Breakfasts and dinners continued to be quiet, grim affairs, with everyone determined to preserve our slim lead. I just needed one big day, I told myself.

But I needed it soon—practically overnight, in fact. We now had just one final climbing stage, to a summit called Luz Ardiden. If I was going to win the Tour, I’d have to do it there.

Fear gnawed at me: what if I lost, after all we’d been through in the race? When you carry the hopes and expectations of a team, you feel a lot of responsibility. I was carrying other things, too. In the middle of the Pyrenean stages, shortly before Luz Ardiden, Kik sent me a text message. She’d had a dream that I was riding up a mountain. But hitched to the back of my bike was a cart, and in the cart were people—cancer survivors, sponsors, well-wishers—and I was trying to pull all of them up the hill. In her dream, she wrote, I unhooked the harness and rode away. “Throw off the weights that are holding you back,” she urged.

Kik was right. I was trying to pull this thing along, and feeling too much weight. It was a message that meant a lot, and I saved it.

On the evening before Luz Ardiden, Bill Stapleton came to visit me, and he told me something else that encouraged me. We talked about how close the race was, and how much pressure I was feeling. Bill just stared at me calmly, and said, “Dude, you’re the guy who makes the eight ball.”

I didn’t know what he meant. “The eight ball,” I repeated.

“Clear the table,” he said.
“Eight ball, corner pocket.
You call it, you make it.”

That night, I slept soundly, and the next morning, I woke up feeling well, better than I had since the Tour began. I went down to the team bus for a cup of coffee. “I think I’m back,” I told Johan.

I sipped my coffee and thought about Luz Ardiden. Ullrich and his Bianchi team director, Rudy Pevenage, were telling everyone that he would lead the race by the time we reached the summit.
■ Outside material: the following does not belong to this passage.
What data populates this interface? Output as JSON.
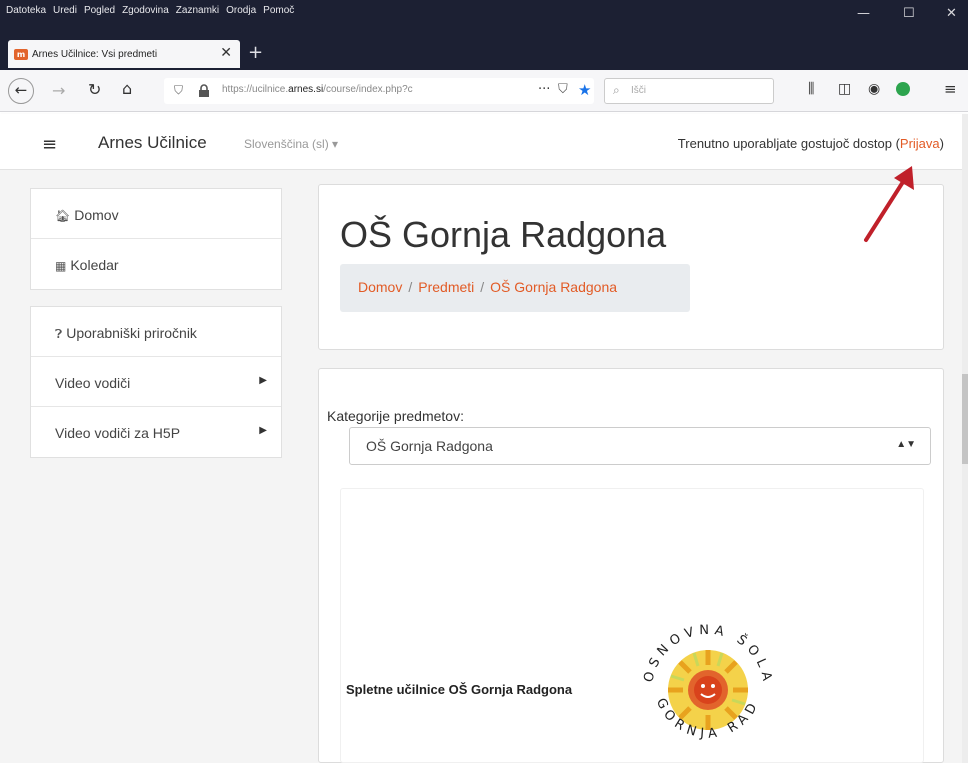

I was going to lose the Tour that day, thanks to them, they said.

As I sat on the bus still sipping coffee and thinking, one of our operations managers, Geert Duffy, came over and told me a story. The year before, Pevenage had asked him for a souvenir yellow jersey. Duffy had promised to get one for him, but then forgot. Now that Ullrich was within 15 seconds of me, Pevenage had gone looking for Duffy.

“Hey, Duffy—
don’t
worry about that jersey,” he said, “because we’re going to get our own.”

I listened as Duffy told me the story. I put my cup down.
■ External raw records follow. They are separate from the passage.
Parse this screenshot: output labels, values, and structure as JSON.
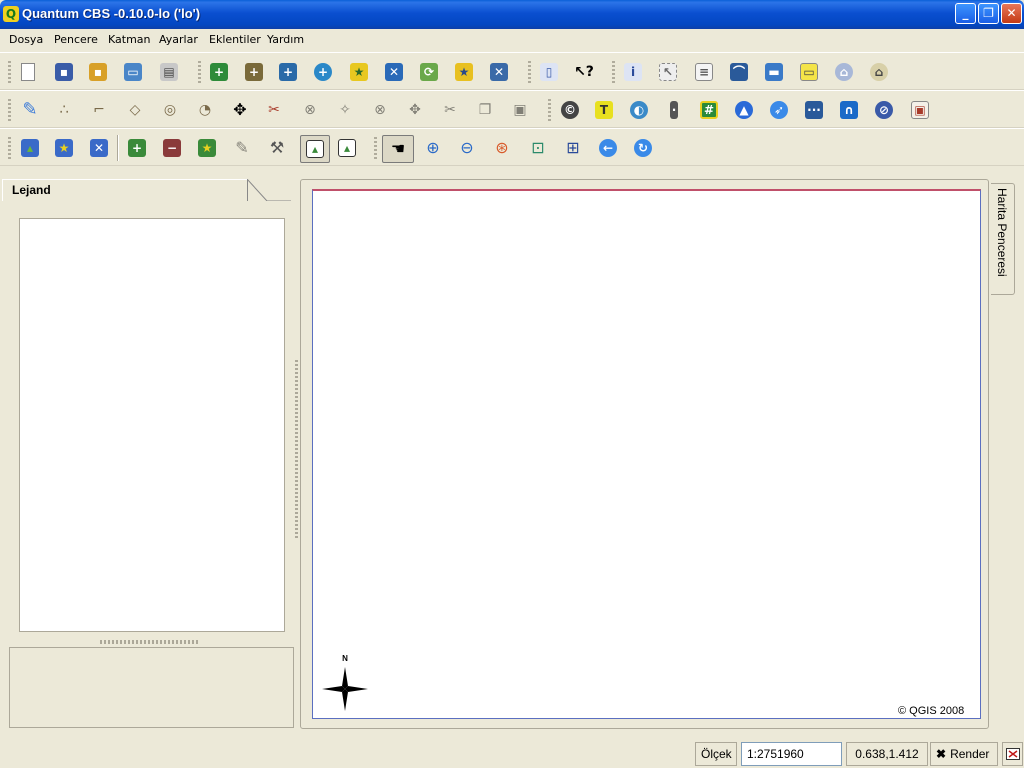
{
  "window": {
    "title": "Quantum CBS -0.10.0-lo ('lo')"
  },
  "menu": [
    "Dosya",
    "Pencere",
    "Katman",
    "Ayarlar",
    "Eklentiler",
    "Yardım"
  ],
  "colors": {
    "titlebar": "#0a4fd0",
    "chrome": "#ece9d8",
    "canvas_border": "#5b6fc0"
  },
  "toolbars": {
    "file": [
      "new-project-icon",
      "save-project-icon",
      "save-as-icon",
      "open-project-icon",
      "print-icon"
    ],
    "layers": [
      "add-vector-layer-icon",
      "add-raster-layer-icon",
      "add-postgis-layer-icon",
      "add-wms-layer-icon",
      "show-all-layers-icon",
      "remove-layer-icon",
      "layer-refresh-icon",
      "add-layer-star-icon",
      "hide-layer-icon"
    ],
    "help": [
      "help-book-icon",
      "whats-this-icon"
    ],
    "attributes": [
      "identify-icon",
      "select-icon",
      "attribute-table-icon",
      "measure-line-icon",
      "measure-area-icon",
      "map-tips-icon",
      "bookmark-icon",
      "new-bookmark-icon"
    ],
    "digitizing": [
      "toggle-editing-icon",
      "capture-point-icon",
      "capture-line-icon",
      "capture-polygon-icon",
      "add-ring-icon",
      "add-island-icon",
      "move-feature-icon",
      "split-feature-icon",
      "delete-selected-icon",
      "add-vertex-icon",
      "delete-vertex-icon",
      "move-vertex-icon",
      "cut-features-icon",
      "copy-features-icon",
      "paste-features-icon"
    ],
    "plugins": [
      "copyright-label-icon",
      "delimited-text-icon",
      "georeferencer-icon",
      "gps-icon",
      "graticule-icon",
      "north-arrow-icon",
      "scalebar-icon",
      "spit-icon",
      "wfs-icon",
      "quick-print-icon",
      "grass-icon"
    ],
    "view": [
      "show-all-icon",
      "show-layer-star-icon",
      "hide-all-icon",
      "add-all-icon",
      "remove-all-icon",
      "show-star-icon",
      "overview-pencil-icon",
      "hammer-icon",
      "in-overview-icon",
      "remove-overview-icon"
    ],
    "navigation": [
      "pan-icon",
      "zoom-in-icon",
      "zoom-out-icon",
      "zoom-full-icon",
      "zoom-to-selection-icon",
      "zoom-to-layer-icon",
      "zoom-last-icon",
      "refresh-icon"
    ]
  },
  "legend": {
    "title": "Lejand"
  },
  "map": {
    "side_tab": "Harita Penceresi",
    "copyright": "© QGIS 2008",
    "north_label": "N"
  },
  "status": {
    "scale_label": "Ölçek",
    "scale_value": "1:2751960",
    "coords": "0.638,1.412",
    "render_label": "Render"
  }
}
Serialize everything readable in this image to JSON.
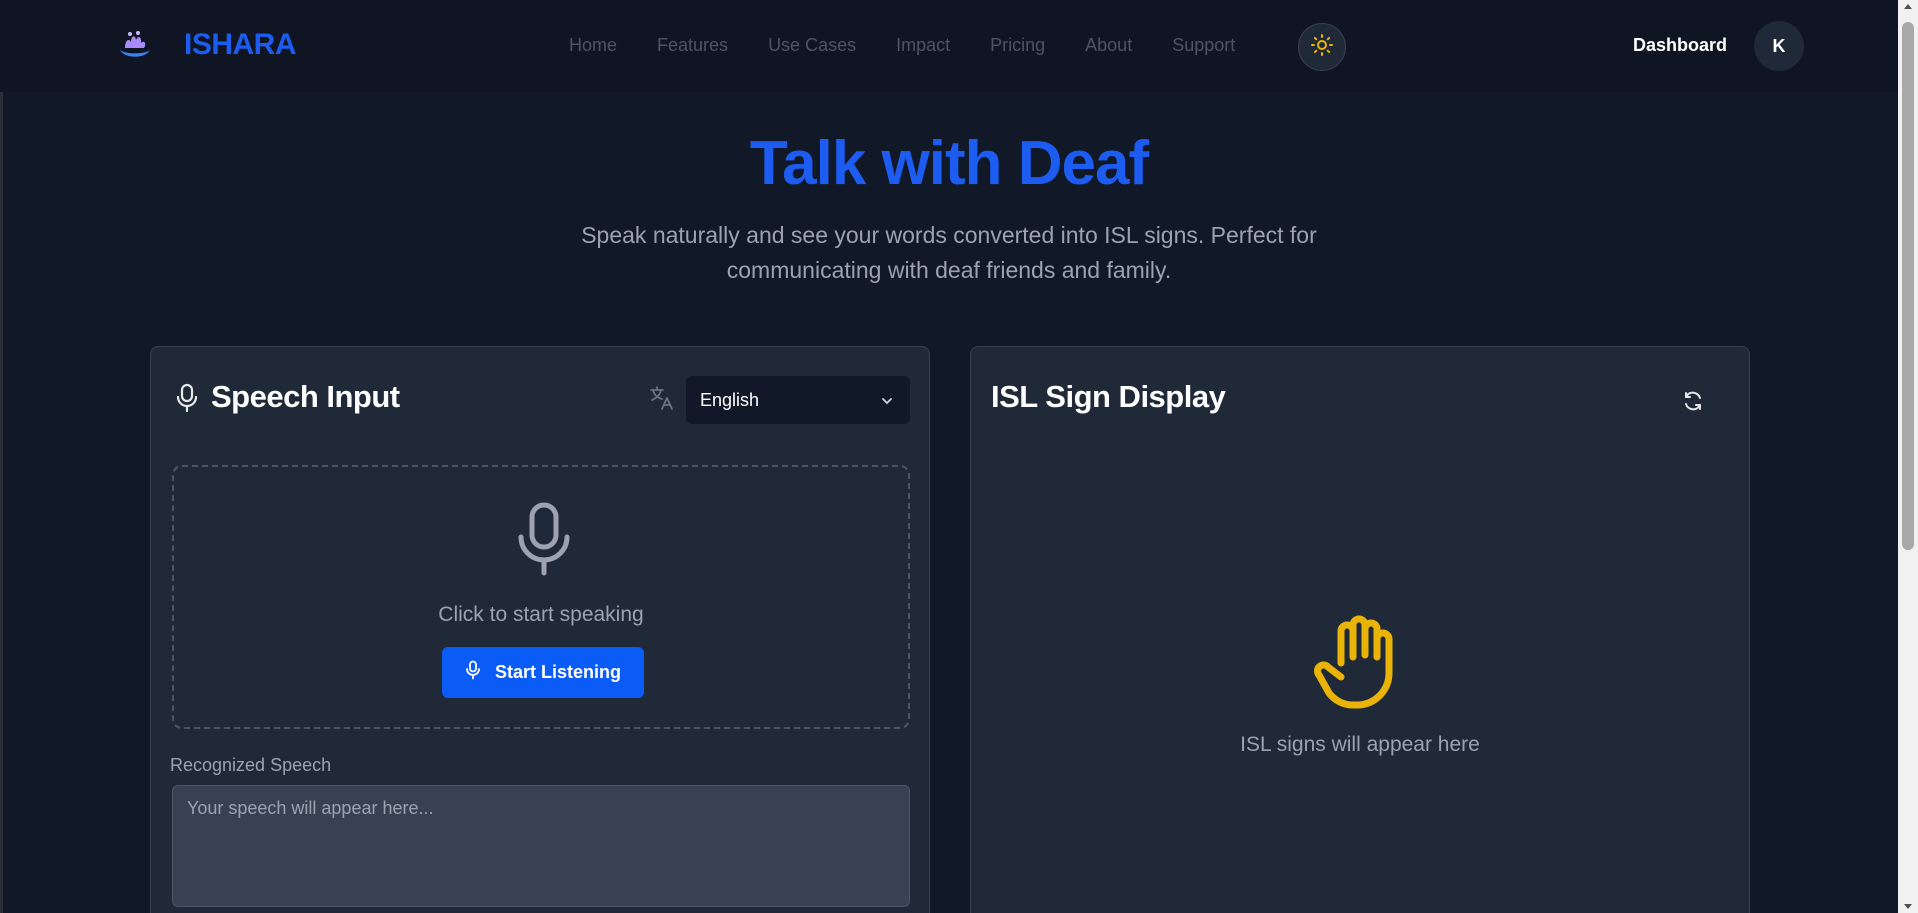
{
  "brand": {
    "name": "ISHARA"
  },
  "nav": {
    "items": [
      {
        "label": "Home"
      },
      {
        "label": "Features"
      },
      {
        "label": "Use Cases"
      },
      {
        "label": "Impact"
      },
      {
        "label": "Pricing"
      },
      {
        "label": "About"
      },
      {
        "label": "Support"
      }
    ],
    "dashboard_label": "Dashboard",
    "avatar_initial": "K",
    "theme_icon": "sun-icon"
  },
  "hero": {
    "title": "Talk with Deaf",
    "subtitle": "Speak naturally and see your words converted into ISL signs. Perfect for communicating with deaf friends and family."
  },
  "speech_panel": {
    "title": "Speech Input",
    "language": "English",
    "prompt": "Click to start speaking",
    "button_label": "Start Listening",
    "recognized_label": "Recognized Speech",
    "recognized_placeholder": "Your speech will appear here..."
  },
  "sign_panel": {
    "title": "ISL Sign Display",
    "placeholder": "ISL signs will appear here"
  },
  "colors": {
    "accent": "#1d5cf0",
    "button": "#0b5cf7",
    "background": "#111827",
    "panel": "#1f2937",
    "hand": "#eab308"
  }
}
“The Tour is over,” I said. And I walked out of the bus.

It helped to know their plans. Now I had plans of my own. At the start line, I saw Tyler Hamilton. “Be ready,” I said.
“’Cause I’m going.”

It was my last chance. After Luz Ardiden, there would be just one more critical stage, a time trial to
Nantes
, and Ullrich had already beaten me once in a time trial. I didn’t want to go to
Nantes
with only a 15-second lead. I needed to gain some time in this final mountaintop stage.
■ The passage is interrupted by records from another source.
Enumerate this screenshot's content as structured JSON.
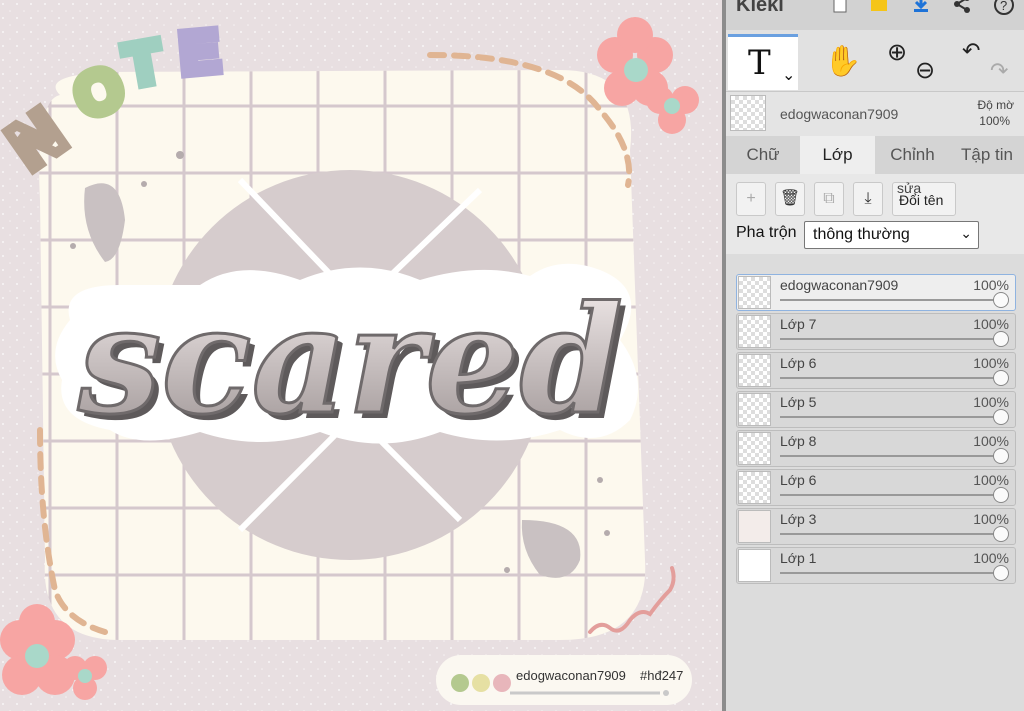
{
  "app": {
    "name": "Kleki"
  },
  "toolbar": {
    "icons": [
      "new-image-icon",
      "open-folder-icon",
      "download-icon",
      "share-icon",
      "help-icon"
    ],
    "tool_text_glyph": "T",
    "text_tool_dropdown": "⌄",
    "hand_glyph": "✋",
    "zoom_in": "⊕",
    "zoom_out": "⊖",
    "undo": "↶",
    "redo": "↷"
  },
  "current_layer": {
    "name": "edogwaconan7909",
    "opacity_label": "Độ mờ",
    "opacity": "100%"
  },
  "tabs": [
    {
      "label": "Chữ"
    },
    {
      "label": "Lớp",
      "active": true
    },
    {
      "label": "Chỉnh"
    },
    {
      "label": "Tập tin"
    }
  ],
  "layer_buttons": {
    "add": "+",
    "delete": "🗑",
    "duplicate": "⧉",
    "merge": "⤓",
    "rename_top": "sửa",
    "rename": "Đổi tên"
  },
  "blend": {
    "label": "Pha trộn",
    "value": "thông thường"
  },
  "layers": [
    {
      "name": "edogwaconan7909",
      "opacity": "100%",
      "opacity_value": 1.0,
      "selected": true
    },
    {
      "name": "Lớp 7",
      "opacity": "100%",
      "opacity_value": 1.0
    },
    {
      "name": "Lớp 6",
      "opacity": "100%",
      "opacity_value": 1.0
    },
    {
      "name": "Lớp 5",
      "opacity": "100%",
      "opacity_value": 1.0
    },
    {
      "name": "Lớp 8",
      "opacity": "100%",
      "opacity_value": 1.0
    },
    {
      "name": "Lớp 6",
      "opacity": "100%",
      "opacity_value": 1.0
    },
    {
      "name": "Lớp 3",
      "opacity": "100%",
      "opacity_value": 1.0
    },
    {
      "name": "Lớp 1",
      "opacity": "100%",
      "opacity_value": 1.0
    }
  ],
  "artwork": {
    "note_word": "NOTE",
    "note_letters": [
      "N",
      "O",
      "T",
      "E"
    ],
    "main_word": "scared",
    "watermark_name": "edogwaconan7909",
    "watermark_tag": "#hđ247",
    "colors": {
      "background": "#e8dfe1",
      "paper": "#fdf9ee",
      "grid": "#d5c8cd",
      "circle": "#d6cccd",
      "flower": "#f7a5a3",
      "flower_center": "#a9d8c9",
      "dash": "#e0b593",
      "note_n": "#b3a08f",
      "note_o": "#b4c98f",
      "note_t": "#9fcfc0",
      "note_e": "#b2a7d3"
    }
  }
}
It was perhaps the longest, hardest climbing day of the Tour. When we passed over the massive Tourmalet, Ullrich briefly got away, with a shock attack. I decided not to waste energy going after him, but preferred to let him work. Gradually, I reeled him in again as his tempo slowed. We fell back into a group with Mayo and Vinokourov and swung down into another descent.

Finally, after five hours on the bikes, we reached the foot of Luz Ardiden—and the pace quickened, and a kind of sparring match on bikes began.

Iban Mayo attacked. I leaped up and countered the attack, and passed him.

Now I was in front. I darted up the road. Where was Ullrich? I wondered. I hoped he was paying for the Tourmalet.